Department of Physical Chemistry, Institute of Chemistry, Faculty of Chemistry and Geosciences, Vilnius University (VU), Naugarduko St. 24, LT-03225, Vilnius, Lithuania; Department of Nanotechnology, State Research Institute Center for Physical and Technological Sciences (FTMC), Sauletekio Ave. 3, LT-10257, Vilnius, Lithuania.
Biosens Bioelectron. 2025 Mar 15;272:117092. doi: 10.1016/j.bios.2024.117092. Epub 2024 Dec 29.
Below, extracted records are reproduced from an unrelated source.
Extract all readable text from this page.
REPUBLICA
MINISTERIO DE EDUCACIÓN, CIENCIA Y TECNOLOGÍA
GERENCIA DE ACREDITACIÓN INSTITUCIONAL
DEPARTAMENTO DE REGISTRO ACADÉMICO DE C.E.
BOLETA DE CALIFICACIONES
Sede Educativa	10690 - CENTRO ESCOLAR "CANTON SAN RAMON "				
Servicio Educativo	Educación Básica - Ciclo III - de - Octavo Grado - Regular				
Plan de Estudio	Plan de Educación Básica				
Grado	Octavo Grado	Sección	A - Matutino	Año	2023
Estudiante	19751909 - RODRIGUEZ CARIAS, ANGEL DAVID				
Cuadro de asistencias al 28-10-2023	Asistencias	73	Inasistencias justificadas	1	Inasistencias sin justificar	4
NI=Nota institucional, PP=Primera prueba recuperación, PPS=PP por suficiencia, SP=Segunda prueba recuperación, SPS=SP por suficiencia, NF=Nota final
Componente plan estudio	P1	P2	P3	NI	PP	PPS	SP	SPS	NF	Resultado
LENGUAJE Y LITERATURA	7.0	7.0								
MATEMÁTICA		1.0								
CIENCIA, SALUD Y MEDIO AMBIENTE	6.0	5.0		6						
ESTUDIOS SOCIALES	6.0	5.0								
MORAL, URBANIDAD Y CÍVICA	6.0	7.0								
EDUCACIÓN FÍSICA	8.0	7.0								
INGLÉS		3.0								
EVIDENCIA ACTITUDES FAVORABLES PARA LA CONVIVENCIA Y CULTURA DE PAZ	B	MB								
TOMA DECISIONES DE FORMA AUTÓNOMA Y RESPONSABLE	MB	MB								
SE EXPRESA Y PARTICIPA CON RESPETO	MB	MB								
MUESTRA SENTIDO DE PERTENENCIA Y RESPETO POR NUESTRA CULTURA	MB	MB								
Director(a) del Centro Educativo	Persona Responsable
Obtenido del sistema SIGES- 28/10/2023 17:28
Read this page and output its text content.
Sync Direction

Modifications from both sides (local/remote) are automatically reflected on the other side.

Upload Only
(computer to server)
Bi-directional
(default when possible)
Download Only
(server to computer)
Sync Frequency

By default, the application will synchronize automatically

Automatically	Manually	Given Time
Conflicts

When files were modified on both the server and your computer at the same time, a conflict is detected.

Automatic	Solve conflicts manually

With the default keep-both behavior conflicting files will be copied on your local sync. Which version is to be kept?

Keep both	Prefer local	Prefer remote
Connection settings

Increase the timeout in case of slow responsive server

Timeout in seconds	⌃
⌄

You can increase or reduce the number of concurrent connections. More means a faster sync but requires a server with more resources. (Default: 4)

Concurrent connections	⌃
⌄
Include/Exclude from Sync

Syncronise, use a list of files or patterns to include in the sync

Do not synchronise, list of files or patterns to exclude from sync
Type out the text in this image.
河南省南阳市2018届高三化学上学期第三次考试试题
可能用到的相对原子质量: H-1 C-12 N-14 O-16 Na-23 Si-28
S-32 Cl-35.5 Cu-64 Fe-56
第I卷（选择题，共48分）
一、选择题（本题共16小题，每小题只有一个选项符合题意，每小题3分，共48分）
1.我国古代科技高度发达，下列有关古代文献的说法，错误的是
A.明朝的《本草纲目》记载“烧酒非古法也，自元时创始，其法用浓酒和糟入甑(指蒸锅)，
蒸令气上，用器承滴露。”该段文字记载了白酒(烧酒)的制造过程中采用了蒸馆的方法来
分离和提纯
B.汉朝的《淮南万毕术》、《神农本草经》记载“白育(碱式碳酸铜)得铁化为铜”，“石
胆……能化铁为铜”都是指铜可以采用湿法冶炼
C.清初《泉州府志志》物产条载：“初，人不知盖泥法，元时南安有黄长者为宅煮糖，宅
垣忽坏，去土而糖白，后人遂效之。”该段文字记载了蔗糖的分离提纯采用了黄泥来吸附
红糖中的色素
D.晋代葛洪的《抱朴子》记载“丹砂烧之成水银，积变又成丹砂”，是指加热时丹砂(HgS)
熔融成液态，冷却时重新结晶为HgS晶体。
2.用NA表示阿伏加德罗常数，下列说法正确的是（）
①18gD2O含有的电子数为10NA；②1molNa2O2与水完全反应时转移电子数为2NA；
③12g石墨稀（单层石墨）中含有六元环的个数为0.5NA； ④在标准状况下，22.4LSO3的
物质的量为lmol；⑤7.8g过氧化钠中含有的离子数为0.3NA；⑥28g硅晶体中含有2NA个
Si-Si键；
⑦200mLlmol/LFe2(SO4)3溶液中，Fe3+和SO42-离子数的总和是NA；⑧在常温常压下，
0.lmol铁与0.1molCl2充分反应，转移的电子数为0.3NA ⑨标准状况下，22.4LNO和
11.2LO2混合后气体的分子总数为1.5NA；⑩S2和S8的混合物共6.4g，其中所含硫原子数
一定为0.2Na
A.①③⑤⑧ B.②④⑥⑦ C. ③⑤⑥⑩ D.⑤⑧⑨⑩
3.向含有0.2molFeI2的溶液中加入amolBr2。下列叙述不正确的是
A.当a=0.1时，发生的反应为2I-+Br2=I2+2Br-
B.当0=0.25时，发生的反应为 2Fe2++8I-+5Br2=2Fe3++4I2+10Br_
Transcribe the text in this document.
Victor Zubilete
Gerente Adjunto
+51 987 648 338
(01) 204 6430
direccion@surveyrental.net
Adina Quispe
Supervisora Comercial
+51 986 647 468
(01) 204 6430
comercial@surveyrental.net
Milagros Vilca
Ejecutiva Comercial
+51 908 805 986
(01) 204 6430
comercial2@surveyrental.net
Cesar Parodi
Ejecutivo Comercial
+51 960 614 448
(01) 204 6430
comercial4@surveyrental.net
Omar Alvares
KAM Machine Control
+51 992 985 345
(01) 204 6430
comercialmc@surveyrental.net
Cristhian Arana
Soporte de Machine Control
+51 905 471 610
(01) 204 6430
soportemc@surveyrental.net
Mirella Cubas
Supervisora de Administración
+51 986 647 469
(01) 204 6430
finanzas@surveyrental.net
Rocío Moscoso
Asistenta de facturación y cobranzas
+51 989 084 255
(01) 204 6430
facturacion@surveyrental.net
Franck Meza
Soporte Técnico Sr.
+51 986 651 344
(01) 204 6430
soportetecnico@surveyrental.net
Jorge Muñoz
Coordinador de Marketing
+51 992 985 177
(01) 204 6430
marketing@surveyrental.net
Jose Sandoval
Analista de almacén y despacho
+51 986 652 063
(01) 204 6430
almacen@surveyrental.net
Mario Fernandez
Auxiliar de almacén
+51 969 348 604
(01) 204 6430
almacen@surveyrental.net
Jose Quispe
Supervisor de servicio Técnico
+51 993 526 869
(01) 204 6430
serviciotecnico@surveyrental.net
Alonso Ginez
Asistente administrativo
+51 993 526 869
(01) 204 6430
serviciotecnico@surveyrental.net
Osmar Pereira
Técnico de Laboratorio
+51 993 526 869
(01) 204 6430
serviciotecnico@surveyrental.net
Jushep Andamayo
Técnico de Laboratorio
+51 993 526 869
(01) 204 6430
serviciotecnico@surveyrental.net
Herein, we report the development and characterisation of an electrochemical biosensor with a polypyrrole (Ppy)-based molecularly imprinted polymer (MIP) for the serological detection of the recombinant nucleocapsid protein of SARS-CoV-2 (rN). The electrochemical biosensor utilises a Ppy-based MIP formed on a self-assembled monolayer (SAM) at the gold interface to enhance Ppy layer stability on the screen-printed electrode (SPE). Electrochemical impedance spectroscopy (EIS) and square wave voltammetry (SWV) were employed for the electrochemical characterisation of screen-printed gold electrodes (SPGEs) modified with MIP or non-imprinted polymer (NIP) layers. Removing the rN protein template from the MIP layer increased electron transfer and decreased impedance, indicating the specificity of molecular imprinting. The electrochemical biosensor with a Ppy-based MIP exhibited higher sensitivity than the NIP counterpart, demonstrating its potential for selective rN protein detection. The limit of detection 0.4 nM and 0.2 nM and the limit of quantification 1.3 nM and 0.66 nM values obtained through SWV and EIS, respectively, highlight the biosensor's ability to detect low target protein concentrations. The specificity test confirmed minimal nonspecific binding, reinforcing the reliability of the novel electrochemical sensor with a Ppy-based MIP.
在此,我们报告了一种基于聚吡咯(Ppy)的分子印迹聚合物(MIP)的电化学生物传感器的开发与表征,用于血清学检测严重急性呼吸综合征冠状病毒2(SARS-CoV-2)的重组核衣壳蛋白(rN)。该电化学生物传感器利用在金界面的自组装单分子层(SAM)上形成的基于Ppy的MIP,以增强丝网印刷电极(SPE)上Ppy层的稳定性。采用电化学阻抗谱(EIS)和方波伏安法(SWV)对用MIP或非印迹聚合物(NIP)层修饰的丝网印刷金电极(SPGE)进行电化学表征。从MIP层中去除rN蛋白模板增加了电子转移并降低了阻抗,表明了分子印迹的特异性。具有基于Ppy的MIP的电化学生物传感器比NIP对应物表现出更高的灵敏度,证明了其用于选择性检测rN蛋白的潜力。通过SWV和EIS分别获得的检测限为0.4 nM和0.2 nM,定量限为1.3 nM和0.66 nM,突出了该生物传感器检测低浓度目标蛋白的能力。特异性测试证实了最小的非特异性结合,增强了具有基于Ppy的MIP的新型电化学传感器的可靠性。